With the massive growth in online activity and potential channels of promotion, the measurement of marketing and advertising efforts consists of more tools and possibilities than ever before. Understanding the opportunities for measurement within the field of performance-based marketing is the first step to accurately planning campaigns which can be measured effectively.
This list of potential metrics is a great starting point for peformance-based marketeers to consider, particularly online marketers:
Cost Per Click (CPC) – Simply put, the organization can look at an online campaign’s overall costs and overall clicks. By dividing the overall cost by the overall quantity of clicks, the advertising team can determine how much each click is worth. Keep in mind, a click is not necessarily a sale! So other metrics may be required to make financial sense of a CPC data point.
Cost Per Impression (CPI) – Also referred to as CPM, the cost per impression is usually measured in the cost per thousand impressions (due to the massive volume of online distribution). If a campaign costs $10,000 and reaches 1,000,000 people, the cost per thousand impressions (CPI) is $10.

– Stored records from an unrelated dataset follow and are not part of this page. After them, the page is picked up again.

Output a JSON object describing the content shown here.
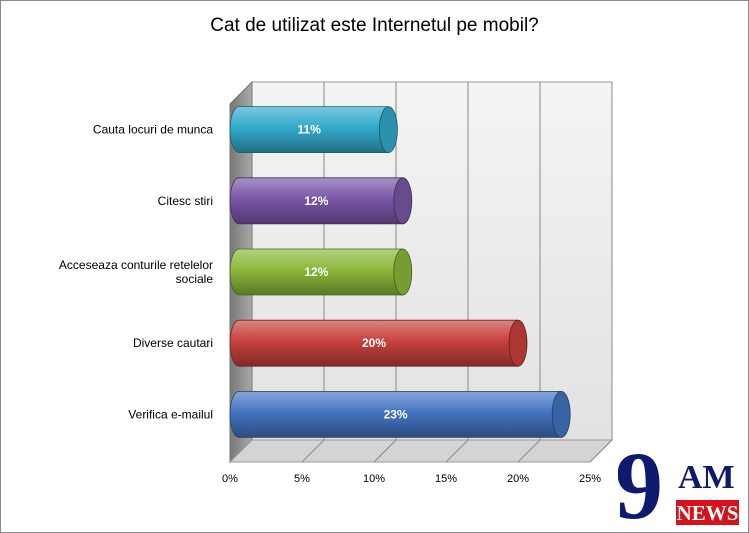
{
  "chart_data": {
    "type": "bar",
    "orientation": "horizontal",
    "title": "Cat de utilizat este Internetul pe mobil?",
    "categories": [
      "Cauta locuri de munca",
      "Citesc stiri",
      "Acceseaza conturile retelelor sociale",
      "Diverse cautari",
      "Verifica e-mailul"
    ],
    "category_lines": [
      [
        "Cauta locuri de munca"
      ],
      [
        "Citesc stiri"
      ],
      [
        "Acceseaza conturile retelelor",
        "sociale"
      ],
      [
        "Diverse cautari"
      ],
      [
        "Verifica e-mailul"
      ]
    ],
    "values": [
      11,
      12,
      12,
      20,
      23
    ],
    "value_labels": [
      "11%",
      "12%",
      "12%",
      "20%",
      "23%"
    ],
    "xlim": [
      0,
      25
    ],
    "xticks": [
      0,
      5,
      10,
      15,
      20,
      25
    ],
    "xtick_labels": [
      "0%",
      "5%",
      "10%",
      "15%",
      "20%",
      "25%"
    ],
    "grid": true,
    "colors": [
      "#33aacc",
      "#7a57a8",
      "#8cb83a",
      "#c8413d",
      "#4475c2"
    ],
    "legend": "none"
  },
  "logo": {
    "number": "9",
    "line1": "AM",
    "line2": "NEWS",
    "accent": "#d8121b",
    "ink": "#0e1a6e"
  }
}
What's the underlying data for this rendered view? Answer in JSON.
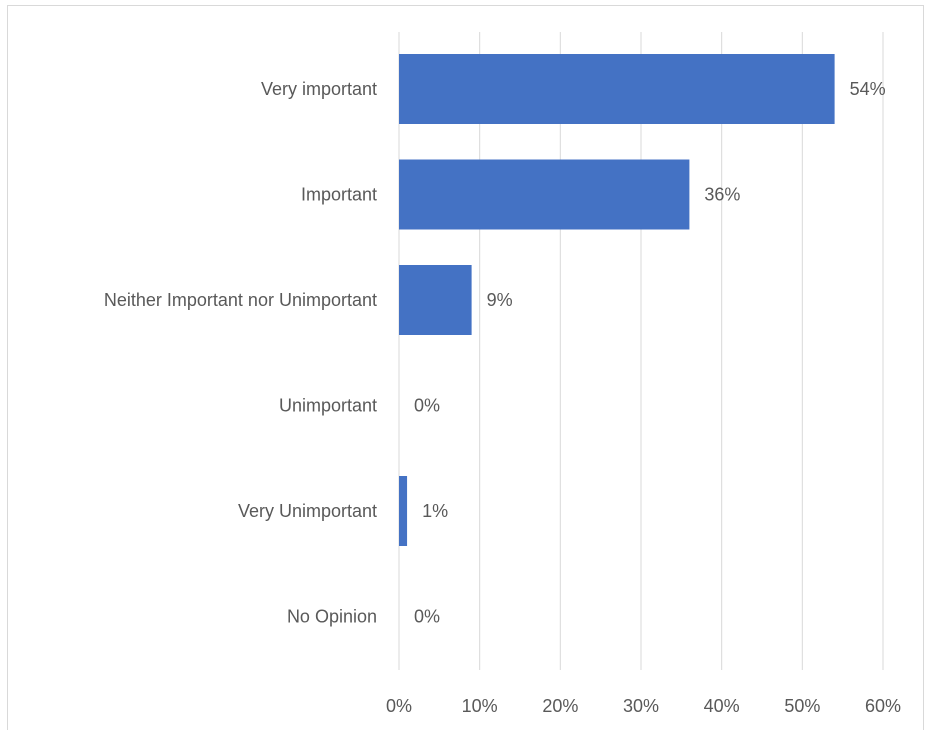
{
  "chart_data": {
    "type": "bar",
    "orientation": "horizontal",
    "categories": [
      "Very important",
      "Important",
      "Neither Important nor Unimportant",
      "Unimportant",
      "Very Unimportant",
      "No Opinion"
    ],
    "values": [
      54,
      36,
      9,
      0,
      1,
      0
    ],
    "value_labels": [
      "54%",
      "36%",
      "9%",
      "0%",
      "1%",
      "0%"
    ],
    "xlim": [
      0,
      60
    ],
    "xticks": [
      0,
      10,
      20,
      30,
      40,
      50,
      60
    ],
    "xtick_labels": [
      "0%",
      "10%",
      "20%",
      "30%",
      "40%",
      "50%",
      "60%"
    ],
    "title": "",
    "xlabel": "",
    "ylabel": "",
    "grid": "vertical",
    "legend": "none",
    "bar_color": "#4472c4",
    "grid_color": "#d9d9d9"
  }
}
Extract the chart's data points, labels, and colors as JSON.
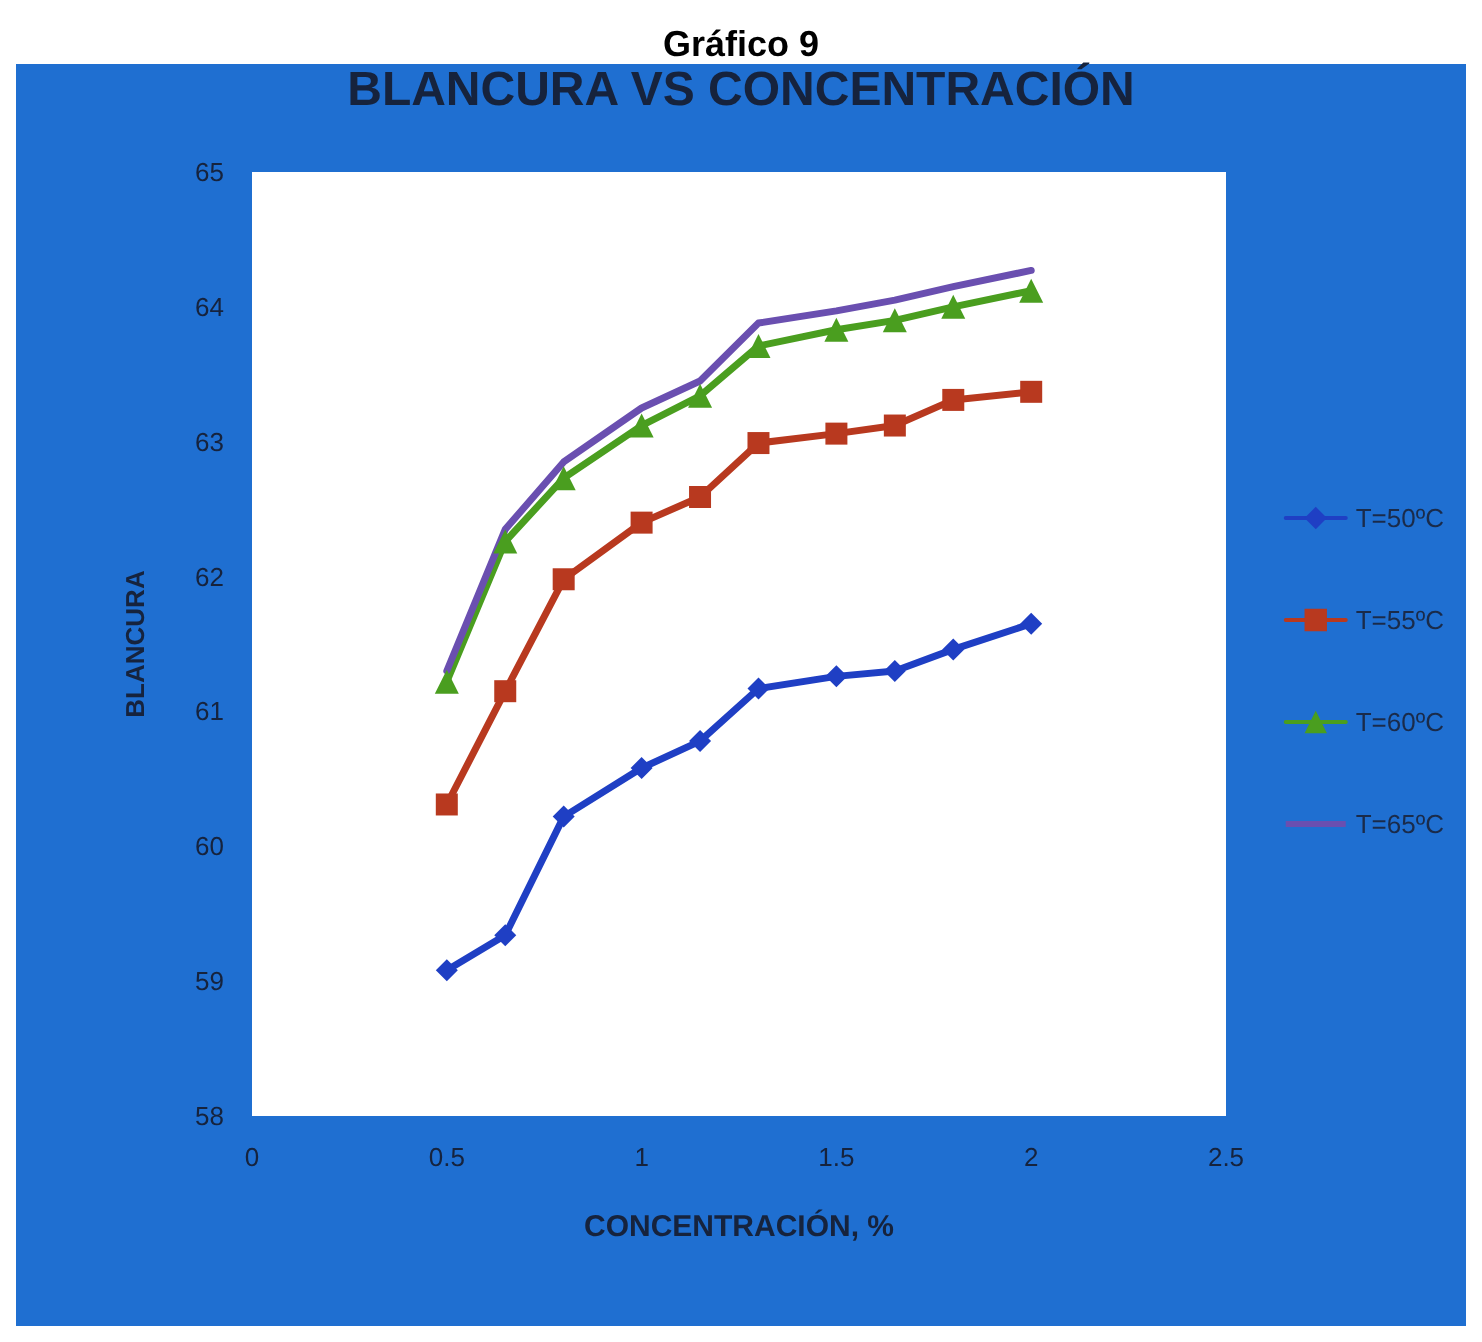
{
  "chart_data": {
    "type": "line",
    "title": "BLANCURA VS CONCENTRACIÓN",
    "xlabel": "CONCENTRACIÓN, %",
    "ylabel": "BLANCURA",
    "annotations": [
      "Gráfico 9"
    ],
    "x": [
      0.5,
      0.65,
      0.8,
      1,
      1.15,
      1.3,
      1.5,
      1.65,
      1.8,
      2
    ],
    "series": [
      {
        "name": "T=50ºC",
        "color": "#1f3fc4",
        "marker": "diamond",
        "values": [
          59.08,
          59.34,
          60.22,
          60.58,
          60.78,
          61.17,
          61.26,
          61.3,
          61.46,
          61.65
        ]
      },
      {
        "name": "T=55ºC",
        "color": "#b8391f",
        "marker": "square",
        "values": [
          60.31,
          61.15,
          61.98,
          62.4,
          62.59,
          62.99,
          63.06,
          63.12,
          63.31,
          63.37
        ]
      },
      {
        "name": "T=60ºC",
        "color": "#4a9e1f",
        "marker": "triangle",
        "values": [
          61.22,
          62.26,
          62.73,
          63.12,
          63.34,
          63.71,
          63.83,
          63.9,
          64.0,
          64.12
        ]
      },
      {
        "name": "T=65ºC",
        "color": "#6a4fb0",
        "marker": "none",
        "values": [
          61.3,
          62.35,
          62.85,
          63.25,
          63.45,
          63.88,
          63.97,
          64.05,
          64.15,
          64.27
        ]
      }
    ],
    "xlim": [
      0,
      2.5
    ],
    "xticks": [
      0,
      0.5,
      1,
      1.5,
      2,
      2.5
    ],
    "ylim": [
      58,
      65
    ],
    "yticks": [
      58,
      59,
      60,
      61,
      62,
      63,
      64,
      65
    ],
    "grid": false,
    "legend": "right",
    "line_style": "solid"
  }
}
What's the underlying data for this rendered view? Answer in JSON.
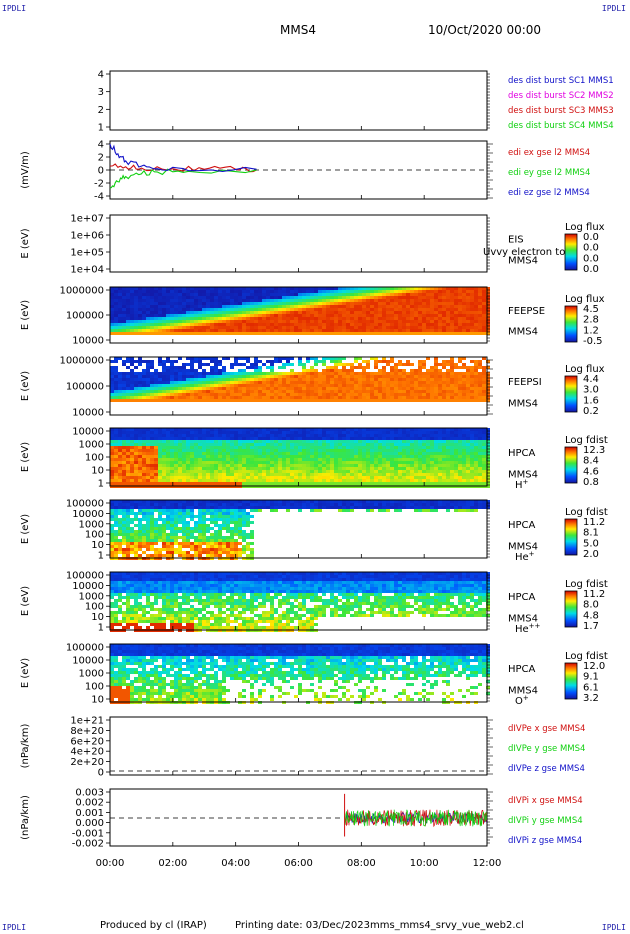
{
  "corners": {
    "tl": "IPDLI",
    "tr": "IPDLI",
    "bl": "IPDLI",
    "br": "IPDLI"
  },
  "header": {
    "title": "MMS4",
    "date": "10/Oct/2020 00:00"
  },
  "footer": {
    "producer": "Produced by cl (IRAP)",
    "printing": "Printing date: 03/Dec/2023",
    "file": "mms_mms4_srvy_vue_web2.cl"
  },
  "colors": {
    "red": "#d01010",
    "magenta": "#e000e0",
    "green": "#10d010",
    "blue": "#1010c8",
    "axis": "#000000"
  },
  "chart_data": {
    "type": "stacked time-series panels",
    "x_ticks": [
      "00:00",
      "02:00",
      "04:00",
      "06:00",
      "08:00",
      "10:00",
      "12:00"
    ],
    "x_range": [
      "00:00",
      "12:00"
    ],
    "panels": [
      {
        "type": "line",
        "ylabel": "",
        "yticks": [
          "4",
          "3",
          "2",
          "1"
        ],
        "ylim": [
          1,
          4
        ],
        "legend": [
          {
            "text": "des dist burst SC1 MMS1",
            "color": "#1010c8"
          },
          {
            "text": "des dist burst SC2 MMS2",
            "color": "#e000e0"
          },
          {
            "text": "des dist burst SC3 MMS3",
            "color": "#d01010"
          },
          {
            "text": "des dist burst SC4 MMS4",
            "color": "#10d010"
          }
        ]
      },
      {
        "type": "line",
        "ylabel": "(mV/m)",
        "yticks": [
          "4",
          "2",
          "0",
          "-2",
          "-4"
        ],
        "ylim": [
          -4,
          4
        ],
        "legend": [
          {
            "text": "edi ex gse l2 MMS4",
            "color": "#d01010"
          },
          {
            "text": "edi ey gse l2 MMS4",
            "color": "#10d010"
          },
          {
            "text": "edi ez gse l2 MMS4",
            "color": "#1010c8"
          }
        ],
        "series": [
          {
            "name": "edi ex gse l2 MMS4",
            "x": [
              "00:00",
              "00:30",
              "01:00",
              "02:00",
              "03:00",
              "04:00",
              "04:40"
            ],
            "values": [
              0.6,
              0.5,
              0.3,
              0.2,
              0.1,
              0.1,
              0.0
            ]
          },
          {
            "name": "edi ey gse l2 MMS4",
            "x": [
              "00:00",
              "00:15",
              "00:30",
              "01:00",
              "01:30",
              "02:30",
              "04:40"
            ],
            "values": [
              -2.8,
              -1.8,
              -1.0,
              -0.6,
              -0.3,
              -0.2,
              0.0
            ]
          },
          {
            "name": "edi ez gse l2 MMS4",
            "x": [
              "00:00",
              "00:15",
              "00:30",
              "01:00",
              "01:30",
              "02:30",
              "04:40"
            ],
            "values": [
              4.0,
              2.5,
              1.4,
              0.6,
              0.2,
              -0.1,
              0.1
            ]
          }
        ]
      },
      {
        "type": "heatmap",
        "ylabel": "E (eV)",
        "yticks": [
          "1e+07",
          "1e+06",
          "1e+05",
          "1e+04"
        ],
        "labels": [
          "EIS",
          "MMS4"
        ],
        "overlay": "Uvvy electron to",
        "cb_title": "Log flux",
        "cb_ticks": [
          "0.0",
          "0.0",
          "0.0",
          "0.0"
        ]
      },
      {
        "type": "heatmap",
        "ylabel": "E (eV)",
        "yticks": [
          "1000000",
          "100000",
          "10000"
        ],
        "labels": [
          "FEEPSE",
          "MMS4"
        ],
        "cb_title": "Log flux",
        "cb_ticks": [
          "4.5",
          "2.8",
          "1.2",
          "-0.5"
        ]
      },
      {
        "type": "heatmap",
        "ylabel": "E (eV)",
        "yticks": [
          "1000000",
          "100000",
          "10000"
        ],
        "labels": [
          "FEEPSI",
          "MMS4"
        ],
        "cb_title": "Log flux",
        "cb_ticks": [
          "4.4",
          "3.0",
          "1.6",
          "0.2"
        ]
      },
      {
        "type": "heatmap",
        "ylabel": "E (eV)",
        "yticks": [
          "10000",
          "1000",
          "100",
          "10",
          "1"
        ],
        "labels": [
          "HPCA",
          "MMS4"
        ],
        "species": "H",
        "species_sup": "+",
        "cb_title": "Log fdist",
        "cb_ticks": [
          "12.3",
          "8.4",
          "4.6",
          "0.8"
        ]
      },
      {
        "type": "heatmap",
        "ylabel": "E (eV)",
        "yticks": [
          "100000",
          "10000",
          "1000",
          "100",
          "10",
          "1"
        ],
        "labels": [
          "HPCA",
          "MMS4"
        ],
        "species": "He",
        "species_sup": "+",
        "cb_title": "Log fdist",
        "cb_ticks": [
          "11.2",
          "8.1",
          "5.0",
          "2.0"
        ]
      },
      {
        "type": "heatmap",
        "ylabel": "E (eV)",
        "yticks": [
          "100000",
          "10000",
          "1000",
          "100",
          "10",
          "1"
        ],
        "labels": [
          "HPCA",
          "MMS4"
        ],
        "species": "He",
        "species_sup": "++",
        "cb_title": "Log fdist",
        "cb_ticks": [
          "11.2",
          "8.0",
          "4.8",
          "1.7"
        ]
      },
      {
        "type": "heatmap",
        "ylabel": "E (eV)",
        "yticks": [
          "100000",
          "10000",
          "1000",
          "100",
          "10"
        ],
        "labels": [
          "HPCA",
          "MMS4"
        ],
        "species": "O",
        "species_sup": "+",
        "cb_title": "Log fdist",
        "cb_ticks": [
          "12.0",
          "9.1",
          "6.1",
          "3.2"
        ]
      },
      {
        "type": "line",
        "ylabel": "(nPa/km)",
        "yticks": [
          "1e+21",
          "8e+20",
          "6e+20",
          "4e+20",
          "2e+20",
          "0"
        ],
        "ylim": [
          0,
          1e+21
        ],
        "legend": [
          {
            "text": "dIVPe x gse MMS4",
            "color": "#d01010"
          },
          {
            "text": "dIVPe y gse MMS4",
            "color": "#10d010"
          },
          {
            "text": "dIVPe z gse MMS4",
            "color": "#1010c8"
          }
        ]
      },
      {
        "type": "line",
        "ylabel": "(nPa/km)",
        "yticks": [
          "0.003",
          "0.002",
          "0.001",
          "0.000",
          "-0.001",
          "-0.002"
        ],
        "ylim": [
          -0.0025,
          0.003
        ],
        "legend": [
          {
            "text": "dIVPi x gse MMS4",
            "color": "#d01010"
          },
          {
            "text": "dIVPi y gse MMS4",
            "color": "#10d010"
          },
          {
            "text": "dIVPi z gse MMS4",
            "color": "#1010c8"
          }
        ]
      }
    ]
  }
}
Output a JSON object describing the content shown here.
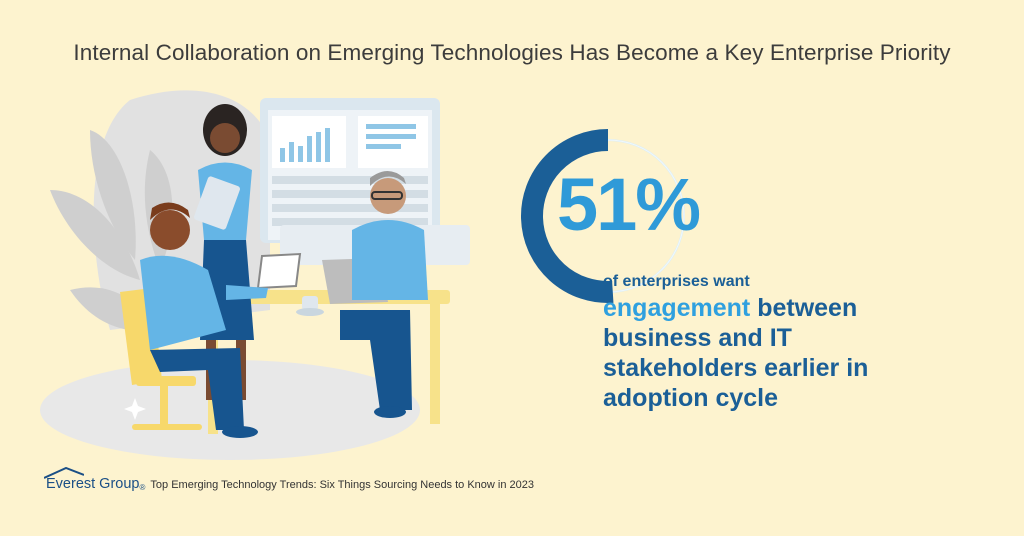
{
  "title": "Internal Collaboration on Emerging Technologies Has Become a Key Enterprise Priority",
  "stat": {
    "value": "51%",
    "percent": 51,
    "line1": "of enterprises want",
    "highlight": "engagement",
    "rest_line2": " between",
    "line3": "business and IT",
    "line4": "stakeholders earlier in",
    "line5": "adoption cycle"
  },
  "footer": {
    "brand": "Everest Group",
    "registered": "®",
    "caption": "Top Emerging Technology Trends: Six Things Sourcing Needs to Know in 2023"
  },
  "colors": {
    "background": "#fdf3cf",
    "ring_filled": "#1b5f97",
    "ring_empty": "#dbeef6",
    "number": "#2f9ad8",
    "text": "#1b5f97",
    "highlight": "#2fa0df"
  },
  "illustration": "three-people-collaborating-at-desk"
}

Reach – A simple metric, reach determines the overall volume of potential consumers an ad will engage. This is a useful input variable for a variety of other metrics, as well as a viable metric in and of itself.
Gross Rating Point (GRP) – With an understanding of CPI in place, this metric expands on that data point by comparing it to the overall penetration of the target market. That is to say, a GRP is going to measure the total number of impressions relative to the overall size of the target population, or GRPs (%) = 100 * Impressions (#) ÷ Defined population (#).
Click-through Rate (CTR) – The click-through rate (CTR) is related to the CPC and CPI, but measures a relative percentage of impressions to clicks. This is a bit different than the other calculations, as it implies relevance and quality from the eyes of the consumer between advertisements. So if advertising campaign A has a CTR of 2% and advertising campaign B has a CTR of 4%, it would appear that B is twice as relevant when it comes to engaging the target audience. However, this does NOT mean it is more effective financially (although it likely will be).
See more: For A Standard Normal Distribution, Which Of The Following Variables Always Equals 0?
Cost Per Order (CPO) or Cost Per Purchase (CPP) – Finally, we get to the financial certainties. At a certain point, the organization will need to financially justify advertising campaigns. This is not always easy, as attributing a campaign to a purchase is not always completely clear. however, a CPO or CPP will track and measure users throughout the channel to see which advertising campaigns ultimately result in a purchase. This CPP must be lower than the margin per customer purchase, otherwise the campaign is losing money (at least in the short run).